Portal COICA AMAZONICO
Portal COICA AMAZONICO
Portal COICA AMAZONICO

Coordinator of Indigenous Organizations
of the Amazon Basin

Amazon Indigenoues Agenda
 
    

RETURNING TO THE “MALOCA”
Amazon Indigenous Agenda

 

2.2 TERRITORIES AND NATURAL RESOURCES- TNR

The territorial security, as an indispensable base for our continuance as peoples that we are and that the use of natural resources be destined for our welfare.

2.2.1 Our Viewpoint on Territory

Before we begin, it is important to point out the ways in which we understand the term “territory” and the formulation of policies on territorial rights. It is from this understanding that one can observe the progress, limitations and challenges that we have to confront to, to defend our territory and the resources existing in it. Territory is understood by us as the space that we share with other living beings, a direct relationship to guarantee mutual sustainability, it is the unconditional freedom to manifest our spirituality, culture and ancestry.

In other words, when we speak of our territorial rights and not only about land, we talk about exerting a power, such as a public entity does, a municipality for example, exerts within the limits of its jurisdiction and its competent, without attempting national State sovereignty. It means, the right to exert influence and control over what occurs on those spaces, as well as how they are used and disposed of. It is the right that we have to participate as a collectivity in the decisions that affect those territories and the resources found within them. It is the right to apply within our territories our own rules, customs and traditions. The right to regulate ourselves the social organization and representation mechanisms, the right to guide and manage our economy and the use of the wealth and the existing natural resources and to precaution the ecological equilibrium and avoid environmental degradation (15).
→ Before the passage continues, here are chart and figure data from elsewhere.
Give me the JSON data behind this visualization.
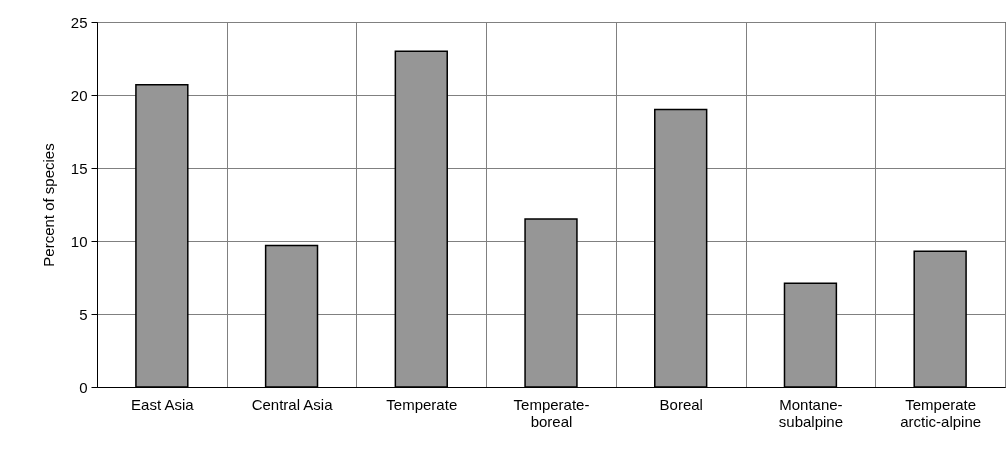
{
  "chart_data": {
    "type": "bar",
    "ylabel": "Percent of species",
    "categories": [
      "East Asia",
      "Central Asia",
      "Temperate",
      "Temperate-boreal",
      "Boreal",
      "Montane-subalpine",
      "Temperate arctic-alpine"
    ],
    "values": [
      20.7,
      9.7,
      23.0,
      11.5,
      19.0,
      7.1,
      9.3
    ],
    "color": "#969696",
    "ylim": [
      0,
      25
    ],
    "yticks": [
      0,
      5,
      10,
      15,
      20,
      25
    ],
    "grid": true
  }
}
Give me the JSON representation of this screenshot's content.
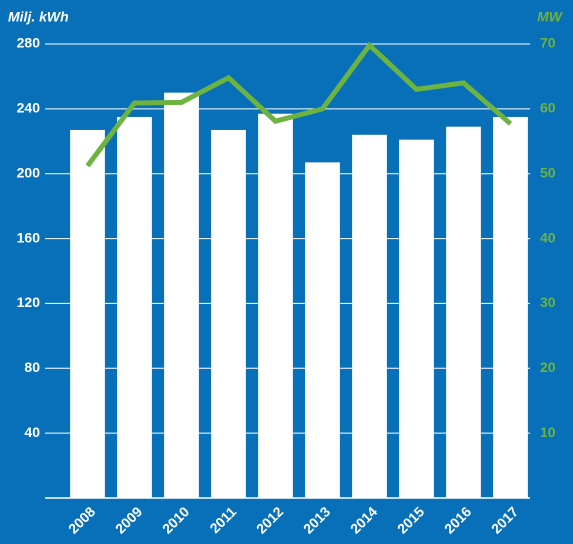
{
  "chart_data": {
    "type": "bar",
    "y_label": "Milj. kWh",
    "y2_label": "MW",
    "categories": [
      "2008",
      "2009",
      "2010",
      "2011",
      "2012",
      "2013",
      "2014",
      "2015",
      "2016",
      "2017"
    ],
    "series": [
      {
        "type": "bar",
        "color": "#ffffff",
        "values": [
          227,
          235,
          250,
          227,
          237,
          207,
          224,
          221,
          229,
          235
        ]
      },
      {
        "type": "line",
        "axis": "y2",
        "color": "#6cb33f",
        "values": [
          51.2,
          60.9,
          61,
          64.8,
          58.1,
          60,
          69.8,
          63,
          64,
          57.7
        ]
      }
    ],
    "ylim": [
      0,
      280
    ],
    "yticks": [
      40,
      80,
      120,
      160,
      200,
      240,
      280
    ],
    "y2lim": [
      0,
      70
    ],
    "y2ticks": [
      10,
      20,
      30,
      40,
      50,
      60,
      70
    ],
    "grid": true,
    "y2_color": "#6cb33f"
  }
}
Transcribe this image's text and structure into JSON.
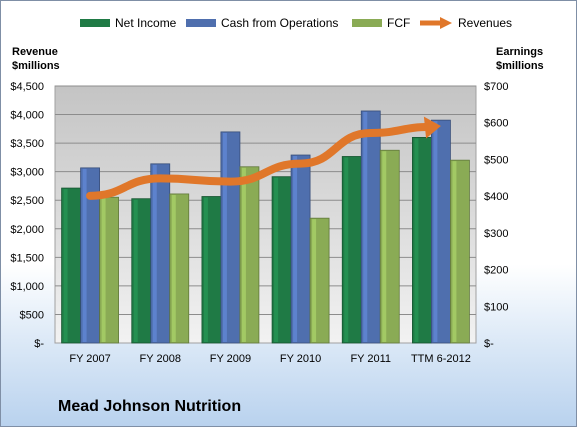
{
  "chart_data": {
    "type": "bar",
    "categories": [
      "FY 2007",
      "FY 2008",
      "FY 2009",
      "FY 2010",
      "FY 2011",
      "TTM 6-2012"
    ],
    "series": [
      {
        "name": "Net Income",
        "axis": "right",
        "color": "#1f7a45",
        "values": [
          422,
          393,
          399,
          453,
          508,
          560
        ]
      },
      {
        "name": "Cash from Operations",
        "axis": "right",
        "color": "#4f6fae",
        "values": [
          477,
          488,
          575,
          512,
          632,
          607
        ]
      },
      {
        "name": "FCF",
        "axis": "right",
        "color": "#8aab55",
        "values": [
          397,
          406,
          480,
          340,
          525,
          498
        ]
      }
    ],
    "line_series": {
      "name": "Revenues",
      "axis": "left",
      "color": "#e0772a",
      "values": [
        2577,
        2882,
        2826,
        3141,
        3677,
        3800
      ]
    },
    "left_axis": {
      "title_line1": "Revenue",
      "title_line2": "$millions",
      "ylim": [
        0,
        4500
      ],
      "tick_values": [
        0,
        500,
        1000,
        1500,
        2000,
        2500,
        3000,
        3500,
        4000,
        4500
      ],
      "tick_labels": [
        "$-",
        "$500",
        "$1,000",
        "$1,500",
        "$2,000",
        "$2,500",
        "$3,000",
        "$3,500",
        "$4,000",
        "$4,500"
      ]
    },
    "right_axis": {
      "title_line1": "Earnings",
      "title_line2": "$millions",
      "ylim": [
        0,
        700
      ],
      "tick_values": [
        0,
        100,
        200,
        300,
        400,
        500,
        600,
        700
      ],
      "tick_labels": [
        "$-",
        "$100",
        "$200",
        "$300",
        "$400",
        "$500",
        "$600",
        "$700"
      ]
    },
    "grid": true,
    "legend_position": "top"
  },
  "company_name": "Mead Johnson Nutrition"
}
In the elaboration of the right to territory, there is a trilogy that must be emphasized in a comprehensive manner: territory, indigenous peoples, and self-determination. The self-development of the peoples is based on the recognition and respect to its territorial base, of the vital space in which they will develop and where they will exert their collective rights, autonomies and their authorities. A right to procure freely their economic, social and cultural sustainability. This, in other words, implies the exertion of cultural, linguistic, spiritual, territorial and political autonomy.
      

(15) COICA, 1996. Bolivia, Brazil, Colombia, Ecuador and Venezuela recognize this character to the lands/territories of the indigenous peoples and communities. In Peru, a regressive process took place, where the Constitution of 1993 eliminated the inembargable and inalienable character and the imprescribable character came in a precarious and conditioned condition. Guyana, Surinam ad French Guyana have still not modified the regulations, which enable the progress on the recognition of these rights.